Debates have been raging across the country about the budget, and many prominent Republicans, particularly a core of new (and sometimes Tea Party-affiliated) representatives have taken it upon themselves as a sacred duty to slice large sums out of of the federal budget. In fact, the House recently voted for $60 billion in cuts, which would slice spending out of almost all parts of government, affecting domestic programs, foreign aid, and even (surprisingly) military programs.

A recent and fascinating economics article in the New York Times showed how cutting the budget doesn’t even necessarily help the economy, but instead has potential to harm it. Boehner’s assertion that Obama’s addition of more federal jobs has cost the economy is not only falsely overblown (from 58,000 to 200,000 jobs added), but is fairly meaningless when one considers that state and local governments have severed 405,000 jobs recently. If you want a full picture of how austerity isn’t necessarily better than stimulus, read the article! I can’t put it as eloquently as David Leonhardt can.

My real disagreements with these deep cuts into the budget are more humanitarian in nature though. Many of the cuts being made into the budget are taking away funding for important programs such as Planned Parenthood, which is at risk of losing all funding, and a number of humanitarian community action agencies are losing funding too. To me, it seems obvious that the newly elected Republicans aren’t just trying to cut spending (in Washington and elsewhere), they’re actively seeking to advance their own political ideals under the guise of budget cutting. I see similar things happening in Wisconsin, Ohio, and Indiana, where newly elected Republican lawmakers are cutting into union rights while waving the banner of saving the states from a budget crisis.

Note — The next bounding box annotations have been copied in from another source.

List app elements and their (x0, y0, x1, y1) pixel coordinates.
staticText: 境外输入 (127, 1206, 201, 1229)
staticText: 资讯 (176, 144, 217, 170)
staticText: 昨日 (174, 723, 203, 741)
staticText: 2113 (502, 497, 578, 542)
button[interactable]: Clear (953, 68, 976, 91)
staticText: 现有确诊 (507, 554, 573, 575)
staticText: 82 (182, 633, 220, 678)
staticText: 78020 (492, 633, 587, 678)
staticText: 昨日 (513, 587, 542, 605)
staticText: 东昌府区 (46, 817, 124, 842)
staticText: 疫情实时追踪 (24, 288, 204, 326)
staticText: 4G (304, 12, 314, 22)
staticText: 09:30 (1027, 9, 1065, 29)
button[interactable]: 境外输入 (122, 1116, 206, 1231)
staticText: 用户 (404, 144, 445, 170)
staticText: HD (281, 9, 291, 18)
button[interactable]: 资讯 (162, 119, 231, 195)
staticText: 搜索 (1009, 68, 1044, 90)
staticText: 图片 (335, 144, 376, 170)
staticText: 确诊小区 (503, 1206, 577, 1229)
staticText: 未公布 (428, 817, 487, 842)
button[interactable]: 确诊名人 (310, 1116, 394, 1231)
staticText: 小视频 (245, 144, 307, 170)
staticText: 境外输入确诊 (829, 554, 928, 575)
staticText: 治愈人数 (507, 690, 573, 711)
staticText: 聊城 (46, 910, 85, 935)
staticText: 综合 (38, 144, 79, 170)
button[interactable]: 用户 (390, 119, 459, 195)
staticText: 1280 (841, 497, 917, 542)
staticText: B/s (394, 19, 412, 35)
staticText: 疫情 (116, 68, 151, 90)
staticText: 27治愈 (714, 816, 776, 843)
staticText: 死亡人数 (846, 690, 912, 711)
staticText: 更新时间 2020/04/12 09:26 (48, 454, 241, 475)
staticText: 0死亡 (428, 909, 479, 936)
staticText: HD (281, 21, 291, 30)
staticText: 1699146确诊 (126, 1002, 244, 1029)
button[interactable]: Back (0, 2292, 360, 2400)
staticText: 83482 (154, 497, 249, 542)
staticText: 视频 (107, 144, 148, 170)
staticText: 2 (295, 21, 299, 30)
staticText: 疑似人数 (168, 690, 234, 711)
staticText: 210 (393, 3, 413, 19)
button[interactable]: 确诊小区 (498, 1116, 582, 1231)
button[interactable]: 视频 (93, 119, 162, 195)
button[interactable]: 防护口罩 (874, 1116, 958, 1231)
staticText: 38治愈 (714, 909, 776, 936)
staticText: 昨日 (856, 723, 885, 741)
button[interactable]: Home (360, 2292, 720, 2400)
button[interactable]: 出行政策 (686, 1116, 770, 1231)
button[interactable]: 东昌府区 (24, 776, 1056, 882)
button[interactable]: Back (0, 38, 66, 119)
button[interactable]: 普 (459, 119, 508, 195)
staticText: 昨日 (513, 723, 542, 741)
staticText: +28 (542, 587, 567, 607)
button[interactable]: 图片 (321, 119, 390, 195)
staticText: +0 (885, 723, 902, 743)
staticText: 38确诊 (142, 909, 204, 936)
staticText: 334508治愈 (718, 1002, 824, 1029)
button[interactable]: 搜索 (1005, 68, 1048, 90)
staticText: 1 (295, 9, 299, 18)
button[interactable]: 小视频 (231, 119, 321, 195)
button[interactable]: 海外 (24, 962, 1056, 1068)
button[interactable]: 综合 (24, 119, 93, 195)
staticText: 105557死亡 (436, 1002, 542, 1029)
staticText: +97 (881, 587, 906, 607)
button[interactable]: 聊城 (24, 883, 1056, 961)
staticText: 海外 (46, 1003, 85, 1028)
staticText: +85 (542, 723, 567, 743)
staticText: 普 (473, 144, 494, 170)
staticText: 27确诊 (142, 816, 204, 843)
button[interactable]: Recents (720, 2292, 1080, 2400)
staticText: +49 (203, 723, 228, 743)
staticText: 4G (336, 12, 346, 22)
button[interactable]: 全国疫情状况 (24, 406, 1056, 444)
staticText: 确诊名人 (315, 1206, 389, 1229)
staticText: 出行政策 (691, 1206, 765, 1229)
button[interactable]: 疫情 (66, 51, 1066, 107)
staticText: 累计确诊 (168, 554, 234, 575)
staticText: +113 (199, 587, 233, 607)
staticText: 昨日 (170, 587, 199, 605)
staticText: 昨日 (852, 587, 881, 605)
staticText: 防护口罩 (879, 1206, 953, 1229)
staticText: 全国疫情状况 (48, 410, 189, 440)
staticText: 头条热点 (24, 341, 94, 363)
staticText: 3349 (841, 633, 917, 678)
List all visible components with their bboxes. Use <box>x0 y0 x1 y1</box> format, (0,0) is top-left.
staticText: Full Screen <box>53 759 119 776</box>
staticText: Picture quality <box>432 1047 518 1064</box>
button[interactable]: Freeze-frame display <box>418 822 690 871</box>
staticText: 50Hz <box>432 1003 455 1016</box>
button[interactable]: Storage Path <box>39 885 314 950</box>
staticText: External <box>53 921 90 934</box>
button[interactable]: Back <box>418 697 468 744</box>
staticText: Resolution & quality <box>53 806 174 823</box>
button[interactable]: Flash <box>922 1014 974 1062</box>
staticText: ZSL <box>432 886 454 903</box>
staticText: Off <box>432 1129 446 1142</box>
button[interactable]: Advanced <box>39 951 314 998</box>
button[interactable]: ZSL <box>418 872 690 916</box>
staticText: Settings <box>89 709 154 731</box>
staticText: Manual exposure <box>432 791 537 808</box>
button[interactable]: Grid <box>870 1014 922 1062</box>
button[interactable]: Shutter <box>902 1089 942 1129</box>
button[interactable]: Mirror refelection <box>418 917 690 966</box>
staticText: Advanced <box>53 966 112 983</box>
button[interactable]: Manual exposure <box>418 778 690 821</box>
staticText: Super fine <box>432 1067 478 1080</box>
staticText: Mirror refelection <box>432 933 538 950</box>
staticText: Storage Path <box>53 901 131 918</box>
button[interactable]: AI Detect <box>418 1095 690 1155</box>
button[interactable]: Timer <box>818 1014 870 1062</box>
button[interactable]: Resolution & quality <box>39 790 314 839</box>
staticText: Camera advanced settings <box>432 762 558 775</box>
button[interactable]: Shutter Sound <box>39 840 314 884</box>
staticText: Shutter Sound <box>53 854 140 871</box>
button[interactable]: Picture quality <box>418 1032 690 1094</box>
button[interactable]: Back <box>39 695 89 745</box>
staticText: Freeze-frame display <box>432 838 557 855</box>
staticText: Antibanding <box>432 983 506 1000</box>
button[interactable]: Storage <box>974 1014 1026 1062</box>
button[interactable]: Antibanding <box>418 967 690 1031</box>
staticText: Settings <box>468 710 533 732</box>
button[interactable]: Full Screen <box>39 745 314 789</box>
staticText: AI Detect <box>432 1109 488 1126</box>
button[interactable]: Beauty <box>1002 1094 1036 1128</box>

While it may save the government some money to cut funding to organizations like Planned Parenthood, one can hardly say that the funding to this group and money given to community agencies across the country are colossal sums. So many lawmakers have become either misguided or over-political (big surprise there) in their choices of cuts. Instead of focusing more on areas where spending has become truly excessive and bloated (cough, defense, cough), most Republicans have chosen to hack away at social programs and programs intended to support those in greatest need. To add insult to injury, those in the top brackets of wealth in America are still getting breaks on their taxes.

Why is this happening? Here’s my theory: Besides cutting the budget down to size, a goal Republicans set ages ago, GOP lawmakers have jumped on an opportunity to advance their own partisan goals. By hacking away the funding for groups like Planned Parenthood or the community programs I mentioned (not to mention other programs in need), Republicans have leveled their cannons against programs that they, and more importantly, their constituents and monetary contributors, object to. This is more than an attempt to save money, it’s an effort to use this crisis as a way to advance the GOP cause and to secure the monetary and voter support that politicians so desperately crave, regardless of the toll it exacts on the human beings behind the numbers.